The Idaho Reporter reports that Republicans intend to introduce a plan to “use an obscure 18th century doctrine” to nullify the federal (Obamacare) law in a House committee and are working to gain the blessing of Gov. Butch Otter. They might pick up a copy of H.W. Brands’ “Andrew Jackson: His Life and times” for background. Because what is at the core is dominance: The world naturally divides by temperament, head and heart, city and country, in a binary way. The heart today is red (Sarah Palin), the head is blue (Barack Obama). Jackson opposed nullification and championed a free republic that might be considered a model for red state interests more pragmatic than Jefferson’s. But it was Jackson who put the fire in the belly of the heartland; a fire felt in the red states today and a fire that potentially will never go out.
Jackson might be considered the founding father of the Southern and western temperament, which have morphed to the red states today. I’ve been writing about state sovereignty up here for five years and was among the first to propose the Kentucky Resolutions in New Hampshire and Vermont to oppose George W. Bush projects, especially the war on Iraq. Cited Jefferson, but inspired by Jackson.
As Russell McClintock writes today in the New York Times’ excellent series on the Civil War (“Old Hickory’s Ghost”): “Americans have always obsessed over their nation’s history, even when there wasn’t much to obsess over. The founding generation had barely passed on before politicians began scrambling to claim their legacy – and at no time was that more true than during the Secession Crisis. Secessionists claimed to be emulating the revolutionaries’ struggle for liberty against a tyrannical central government, while Northerners were determined not to let disloyal rebels tear down the noble republic the founders had created.”
North and South were at one another’s throat from the beginning.
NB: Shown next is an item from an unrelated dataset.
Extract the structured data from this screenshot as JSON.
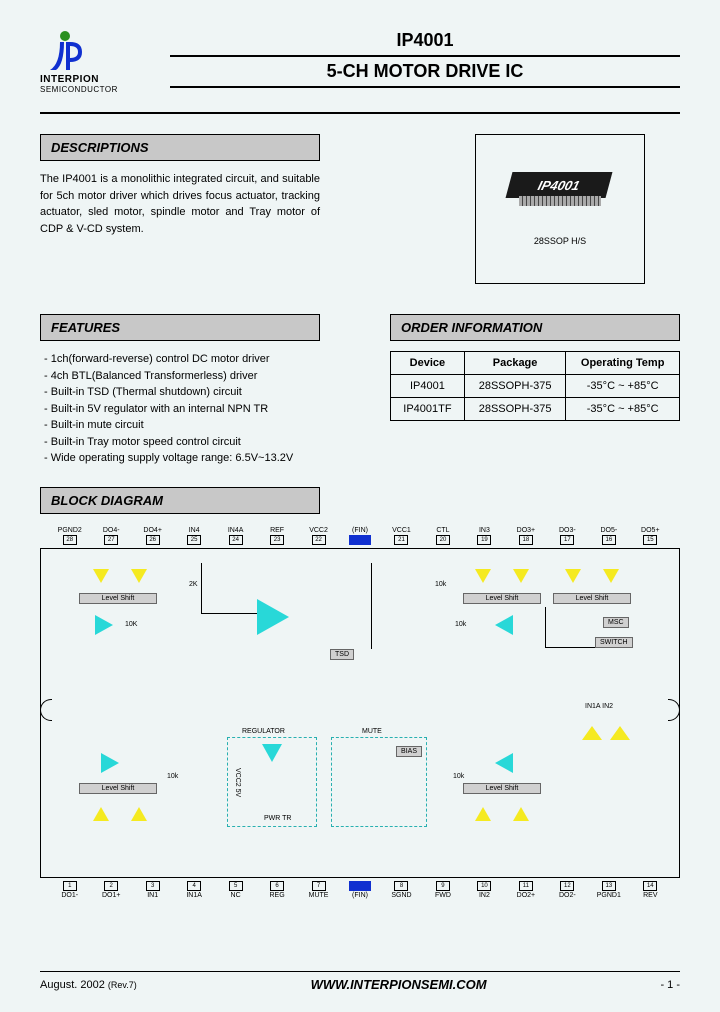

Jefferson expected invasion as early as 1797. The conflict was, as historian Frank Owsley wrote in a classic essay, “irrepressible.” Owsley presented it as a conflict between an imperial vision of New Yorker Alexander Hamilton and an agrarian one of Virginian Thomas Jefferson. But Jackson played a role as well, because the country people began to feel their oats with Jackson and after the Alamo and the Mexican Wars the western rurals began to express themselves more clearly and pointedly.
War changes people; benign contempt changed to blood but it need not. History will follow its own contours forged by economy and generations. Time cannot be held back and its demands will be met. But there is no reason on earth to think that these change will come – and I believe they will in decades ahead – in anything but peaceful resolution.